Nigeria will draw up a supplementary budget in March to cover the cost of COVID-19 vaccinations, for which no provision was made in the 2021 finance bill adopted in December, finance minister Zainab Ahmed said on Thursday.
The government has said it plans to inoculate 40% of Nigeria’s 200 million people this year and another 30% in 2022. The country, Africa’s most populous, has been hit by a second wave of infections in recent weeks.
“There will be a supplementary budget, the first one will be in March relating to the COVID-19 pandemic,” Ahmed told reporters, without giving any indication of its size.
Noting that the cost of buying and distributing vaccines was not included in the 13.6 trillion naira ($35.70 billion) 2021 budget, she said ministers were working with health authorities on a plan to be approved by the president and then lawmakers.
“We are already releasing money to the health authority to start operation in the first batch of vaccines that is going to arrive the country in one week,” Ahmed said after meeting President Muhammadu Buhari.

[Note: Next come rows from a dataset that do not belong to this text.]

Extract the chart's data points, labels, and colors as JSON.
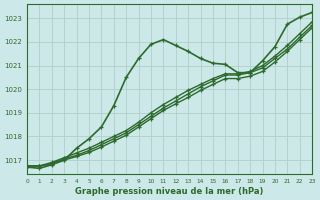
{
  "title": "Graphe pression niveau de la mer (hPa)",
  "background_color": "#cce8e8",
  "grid_color": "#b0d0c8",
  "line_color": "#2d6a2d",
  "xlim": [
    0,
    23
  ],
  "ylim": [
    1016.4,
    1023.6
  ],
  "yticks": [
    1017,
    1018,
    1019,
    1020,
    1021,
    1022,
    1023
  ],
  "xticks": [
    0,
    1,
    2,
    3,
    4,
    5,
    6,
    7,
    8,
    9,
    10,
    11,
    12,
    13,
    14,
    15,
    16,
    17,
    18,
    19,
    20,
    21,
    22,
    23
  ],
  "series": [
    {
      "x": [
        0,
        1,
        2,
        3,
        4,
        5,
        6,
        7,
        8,
        9,
        10,
        11,
        12,
        13,
        14,
        15,
        16,
        17,
        18,
        19,
        20,
        21,
        22,
        23
      ],
      "y": [
        1016.7,
        1016.65,
        1016.8,
        1017.0,
        1017.5,
        1017.9,
        1018.4,
        1019.3,
        1020.5,
        1021.3,
        1021.9,
        1022.1,
        1021.85,
        1021.6,
        1021.3,
        1021.1,
        1021.05,
        1020.7,
        1020.7,
        1021.2,
        1021.8,
        1022.75,
        1023.05,
        1023.25
      ],
      "linewidth": 1.2,
      "marker": "+"
    },
    {
      "x": [
        0,
        1,
        2,
        3,
        4,
        5,
        6,
        7,
        8,
        9,
        10,
        11,
        12,
        13,
        14,
        15,
        16,
        17,
        18,
        19,
        20,
        21,
        22,
        23
      ],
      "y": [
        1016.75,
        1016.75,
        1016.85,
        1017.05,
        1017.2,
        1017.4,
        1017.65,
        1017.9,
        1018.15,
        1018.5,
        1018.85,
        1019.2,
        1019.5,
        1019.8,
        1020.1,
        1020.35,
        1020.6,
        1020.6,
        1020.7,
        1020.9,
        1021.3,
        1021.7,
        1022.2,
        1022.7
      ],
      "linewidth": 1.0,
      "marker": "+"
    },
    {
      "x": [
        0,
        1,
        2,
        3,
        4,
        5,
        6,
        7,
        8,
        9,
        10,
        11,
        12,
        13,
        14,
        15,
        16,
        17,
        18,
        19,
        20,
        21,
        22,
        23
      ],
      "y": [
        1016.75,
        1016.75,
        1016.9,
        1017.1,
        1017.3,
        1017.5,
        1017.75,
        1018.0,
        1018.25,
        1018.6,
        1019.0,
        1019.35,
        1019.65,
        1019.95,
        1020.2,
        1020.45,
        1020.65,
        1020.65,
        1020.75,
        1021.0,
        1021.4,
        1021.85,
        1022.35,
        1022.85
      ],
      "linewidth": 1.0,
      "marker": "+"
    },
    {
      "x": [
        0,
        1,
        2,
        3,
        4,
        5,
        6,
        7,
        8,
        9,
        10,
        11,
        12,
        13,
        14,
        15,
        16,
        17,
        18,
        19,
        20,
        21,
        22,
        23
      ],
      "y": [
        1016.75,
        1016.75,
        1016.82,
        1017.0,
        1017.15,
        1017.32,
        1017.55,
        1017.8,
        1018.05,
        1018.4,
        1018.75,
        1019.1,
        1019.38,
        1019.65,
        1019.95,
        1020.2,
        1020.45,
        1020.45,
        1020.55,
        1020.75,
        1021.15,
        1021.6,
        1022.1,
        1022.6
      ],
      "linewidth": 1.0,
      "marker": "+"
    }
  ]
}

She also said Nigeria has yet to conclude a $1.5 billion loan agreement with the World Bank because of disagreements on exchange rate reforms.
The World Bank has said Nigeria needs to strengthen reforms to its naira currency before it can approve the loan.
Ahmed said she felt Nigeria had met the World Bank’s requirements but that it had asked for the gap in the naira’s exchange rate on the over-the-counter spot market and on the black market to be narrowed.
The finance minister also told reporters Nigeria had received a $600 million loan from the Africa Development Bank.